If Calvin had had any grave, Sylveste thought, then his father would be spinning in it faster than Cerberus spun around the neutron star Hades, aggrieved at the abuse of his own handiwork. Except Calvin had had already been dead, or at least non-corporeal, long before his simulation had engineered Sylveste’s vision. Such thought-games held the pain at bay, at least part of the time. And, in truth, there had never really been a time since his capture when he had not been in pain. Falkender was flattering himself if he imagined his surgery was exacerbating Sylveste’s agony to any significant degree.
Eventually—miraculously—it began to abate.
It was like a vacuum opening in his mind, a cold, void-filled ventricle which had not been there before. Taking the pain away was like taking away some inner buttress.
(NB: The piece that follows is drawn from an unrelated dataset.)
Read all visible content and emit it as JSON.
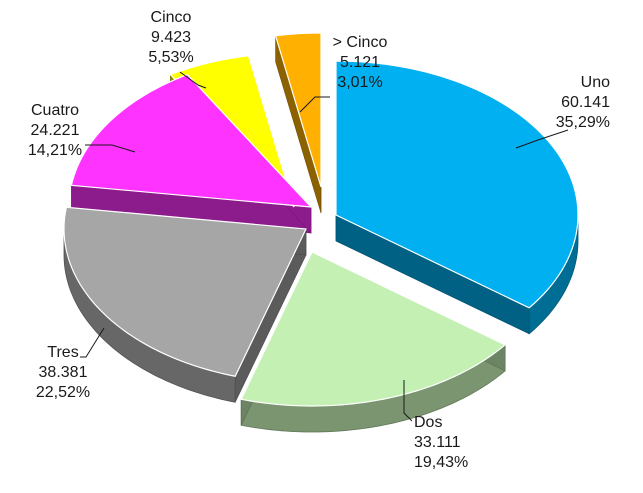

He felt himself collapsing, whole eavestones of his psyche grinding loose under their suddenly unsupported weight. It took an effort to restore some of his own internal equilibrium.
And now there were colourless, evanescent ghosts in his vision.
By the second they hardened into distinct shapes. The walls of a room—as bland and unfurnished as he had imagined—and a masked figure crouched low over him. Falkender’s hand was immersed in a kind of chrome glove which ended not in fingers but in a crayfish-like explosion of tiny glistening manipulators. One of the man’s eyes was monocled by a lens system, connected to the glove by a segmented steel cable. His skin had the pallor of a lizard’s underbelly: his one visible eye was unfocused and cyanotic. Dried specks of blood sprinkled his brow. The blood was grey-green, but Sylveste knew well enough what it was.
In fact, now that he noticed, everything was grey-green.
The glove retracted, and Falkender pulled it from his wrist with the other hand. A caul of lubricant sheened the hand which had been under the glove.
He began to pack his kit away. “Well, I never promised miracles,” he said. “And you shouldn’t have been expecting any.”
When he moved, it was jerkily, and it took moments for Sylveste to grasp that his eyes were only perceiving three of four images a second. The world moved with the stuttering motion of the pencil cartoons children made in the corners of books, flicked into life between thumb and forefinger. Every few seconds there were upsetting inversions of depth, when Falkender would appear to be a man-shaped recess carved into the cell’s wall, and sometimes part of his visual field would jam, not changing for ten or more seconds, even if he looked to another part of the room.
Still, it was vision, or at least vision’s idiot cousin.